The Gift of Owen Jones │ Jake Scott

Usually, the divisive figures in politics are the politicians. Hillary Clinton, Donald Trump, Nicola Sturgeon, Jeremy Corbyn, Jacob Rees-Mogg; almost every major political figure is divisive in some way. And this is not surprising; politics is often the institutional expression of deeply held beliefs. But with the rise of internet celebrities (see Rory’s article on the dark web), we are seeing the emergence of deeply divisive supporters or Party spokesmen. The most significant example of this is none other than unofficially self-declared “leader” of Momentum, Owen Jones.

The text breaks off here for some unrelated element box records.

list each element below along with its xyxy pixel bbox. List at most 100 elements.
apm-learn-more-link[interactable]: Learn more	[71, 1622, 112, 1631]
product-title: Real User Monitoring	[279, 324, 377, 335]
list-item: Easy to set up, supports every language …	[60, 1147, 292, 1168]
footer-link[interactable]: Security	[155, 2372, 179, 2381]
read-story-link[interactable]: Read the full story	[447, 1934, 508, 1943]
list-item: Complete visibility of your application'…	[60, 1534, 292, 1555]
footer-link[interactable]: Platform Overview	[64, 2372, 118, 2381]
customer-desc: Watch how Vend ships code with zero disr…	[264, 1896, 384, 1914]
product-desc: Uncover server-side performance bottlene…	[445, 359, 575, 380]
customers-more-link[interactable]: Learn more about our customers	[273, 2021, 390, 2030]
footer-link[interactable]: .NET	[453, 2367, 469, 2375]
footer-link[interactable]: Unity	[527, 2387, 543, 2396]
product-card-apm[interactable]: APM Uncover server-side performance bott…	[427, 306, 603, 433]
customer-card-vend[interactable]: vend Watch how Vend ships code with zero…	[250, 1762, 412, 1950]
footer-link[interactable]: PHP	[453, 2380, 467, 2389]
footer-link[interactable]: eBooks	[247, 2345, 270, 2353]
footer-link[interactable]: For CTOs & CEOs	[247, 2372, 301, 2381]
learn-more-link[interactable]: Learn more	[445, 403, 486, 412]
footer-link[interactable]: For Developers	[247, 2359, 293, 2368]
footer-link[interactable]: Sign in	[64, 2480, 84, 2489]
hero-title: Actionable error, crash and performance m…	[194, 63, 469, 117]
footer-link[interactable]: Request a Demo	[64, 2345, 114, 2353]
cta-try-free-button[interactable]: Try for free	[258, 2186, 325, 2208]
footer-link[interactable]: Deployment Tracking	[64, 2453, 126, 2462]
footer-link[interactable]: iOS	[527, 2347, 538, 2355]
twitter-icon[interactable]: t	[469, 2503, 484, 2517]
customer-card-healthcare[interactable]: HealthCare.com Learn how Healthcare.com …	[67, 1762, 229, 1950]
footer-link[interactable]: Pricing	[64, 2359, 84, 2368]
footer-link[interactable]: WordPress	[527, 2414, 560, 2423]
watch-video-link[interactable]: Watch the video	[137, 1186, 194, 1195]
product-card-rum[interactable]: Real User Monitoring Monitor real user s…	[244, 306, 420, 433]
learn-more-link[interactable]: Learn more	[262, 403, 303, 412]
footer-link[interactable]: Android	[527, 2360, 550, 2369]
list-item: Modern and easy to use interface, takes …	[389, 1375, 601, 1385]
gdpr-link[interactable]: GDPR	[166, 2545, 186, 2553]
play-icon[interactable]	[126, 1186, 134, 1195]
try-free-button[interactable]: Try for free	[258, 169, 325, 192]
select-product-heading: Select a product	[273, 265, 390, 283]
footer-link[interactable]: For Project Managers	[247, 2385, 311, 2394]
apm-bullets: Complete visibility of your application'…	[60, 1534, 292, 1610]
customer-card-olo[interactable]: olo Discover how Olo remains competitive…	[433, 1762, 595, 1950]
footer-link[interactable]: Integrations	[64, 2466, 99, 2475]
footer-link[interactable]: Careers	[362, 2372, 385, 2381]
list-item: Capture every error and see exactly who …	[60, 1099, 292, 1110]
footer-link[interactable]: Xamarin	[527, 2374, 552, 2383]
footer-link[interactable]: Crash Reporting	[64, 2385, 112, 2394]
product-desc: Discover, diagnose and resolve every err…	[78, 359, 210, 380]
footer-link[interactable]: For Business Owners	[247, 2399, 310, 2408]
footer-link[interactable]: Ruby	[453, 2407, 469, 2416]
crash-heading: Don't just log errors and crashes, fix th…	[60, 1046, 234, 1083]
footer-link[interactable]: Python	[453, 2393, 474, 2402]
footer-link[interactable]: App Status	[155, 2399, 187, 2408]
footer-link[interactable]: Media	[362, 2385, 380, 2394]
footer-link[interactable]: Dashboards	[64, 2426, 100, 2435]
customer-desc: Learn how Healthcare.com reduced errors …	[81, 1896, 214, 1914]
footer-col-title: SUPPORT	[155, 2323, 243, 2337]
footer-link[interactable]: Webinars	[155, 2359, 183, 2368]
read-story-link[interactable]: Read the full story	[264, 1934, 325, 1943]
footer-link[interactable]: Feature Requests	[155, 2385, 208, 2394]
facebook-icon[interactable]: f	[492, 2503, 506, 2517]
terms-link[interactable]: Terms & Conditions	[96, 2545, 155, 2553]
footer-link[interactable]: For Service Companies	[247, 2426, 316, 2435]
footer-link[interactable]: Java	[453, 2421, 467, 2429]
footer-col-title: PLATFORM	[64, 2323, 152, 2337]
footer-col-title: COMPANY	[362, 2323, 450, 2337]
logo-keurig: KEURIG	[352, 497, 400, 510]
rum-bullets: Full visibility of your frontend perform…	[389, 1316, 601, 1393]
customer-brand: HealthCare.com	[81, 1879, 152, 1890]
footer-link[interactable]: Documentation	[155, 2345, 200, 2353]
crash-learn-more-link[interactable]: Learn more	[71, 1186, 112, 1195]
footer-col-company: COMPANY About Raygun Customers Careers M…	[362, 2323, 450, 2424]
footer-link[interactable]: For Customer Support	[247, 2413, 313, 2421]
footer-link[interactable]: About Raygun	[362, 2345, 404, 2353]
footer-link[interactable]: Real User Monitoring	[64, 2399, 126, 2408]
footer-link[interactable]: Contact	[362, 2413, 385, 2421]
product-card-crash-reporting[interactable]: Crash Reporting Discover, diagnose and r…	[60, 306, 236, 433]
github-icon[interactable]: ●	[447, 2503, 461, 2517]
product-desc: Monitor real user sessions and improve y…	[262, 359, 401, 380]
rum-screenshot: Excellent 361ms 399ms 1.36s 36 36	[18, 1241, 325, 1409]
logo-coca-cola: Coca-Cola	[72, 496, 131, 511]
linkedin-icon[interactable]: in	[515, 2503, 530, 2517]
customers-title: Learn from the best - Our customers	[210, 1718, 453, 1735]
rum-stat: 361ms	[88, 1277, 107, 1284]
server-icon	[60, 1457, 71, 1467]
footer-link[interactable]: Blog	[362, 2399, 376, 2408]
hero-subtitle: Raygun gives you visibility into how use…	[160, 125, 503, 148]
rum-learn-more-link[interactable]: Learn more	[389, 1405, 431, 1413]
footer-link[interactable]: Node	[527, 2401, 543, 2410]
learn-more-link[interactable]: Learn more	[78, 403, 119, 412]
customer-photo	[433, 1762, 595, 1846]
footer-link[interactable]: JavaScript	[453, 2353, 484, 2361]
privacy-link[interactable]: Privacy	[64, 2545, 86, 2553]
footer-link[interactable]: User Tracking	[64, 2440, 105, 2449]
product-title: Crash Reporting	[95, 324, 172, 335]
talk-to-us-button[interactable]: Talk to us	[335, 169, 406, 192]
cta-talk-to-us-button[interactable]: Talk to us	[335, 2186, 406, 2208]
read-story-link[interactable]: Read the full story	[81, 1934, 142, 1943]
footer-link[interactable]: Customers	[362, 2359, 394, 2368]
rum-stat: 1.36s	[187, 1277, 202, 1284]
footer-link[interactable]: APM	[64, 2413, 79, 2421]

Owen Jones is a nasty individual. He is to the left what Katie Hopkins is (or, hopefully, was) to the right; abrasive, rude, personal and more often than not, just plain incorrect. Jones acts as some morally virtuous saint who believes in the Gospel According to Jeremy in such an ardent way one wonders how authentic it might be. Jones campaigns hard in marginal Tory seats to unseat incumbents, taking his own brand of patronising and elitist socialism from the Internet to the streets, lecturing voters at their very doorsteps as to why their own votes were silly and wrong, and why they should vote for Labour instead.

I don’t want to play Jones’ game though, so I will refrain from attacking him personally. Instead, we should recognise the gift Jones presents to those of us in the grassroots of politics; his divisiveness itself.

Jones is an embodiment of the nastiness of Momentum, fixating not on the quality of ideas but on the persons propagating them – a phenomenon I have warned about elsewhere. But, just as Momentum have driven the moderates out of Labour, both directly and indirectly, Owen Jones is driving swing voters away from Labour due to his vitriolic “method” of argument, and his frankly childish tantrums that he throws both on Twitter and on BBC news.

And then, of course, there is his latest personal attack on the much-respected BBC presenter, Andrew Neil:

Call me an optimist, but I like to believe most people are reasonable, and I’m almost certain that a reasonable person, presented with Jones’ vitriolic and divisive rhetoric, would reject this polarising attitude. Most people, in their reasonableness, can recognise that a gulf of difference between themselves and others regarding an issue does not mean they capitulate to separation, and walk away from one another; instead they seek reconciliation, aim to build bridges, and thereby reach a common understanding.

When we are presented with the divisive rhetoric of someone such as Owen Jones, we are given a rare and important gift; the opportunity to rise above the hatred, to show ourselves as better, and to reject such politicking in favour of reconciliation. Jones is a symptom of a wider issue in politics that so many people have identified; the ad hominem, childish “my way or no way” approach to politics that steers us away from compromise and, therefore, solutions, and towards the internal division that illiberal people strive for.

We must now recognise the gift of Owen Jones for what it is; a bitter pill to swallow, and a chance to wake up to the danger of divisiveness.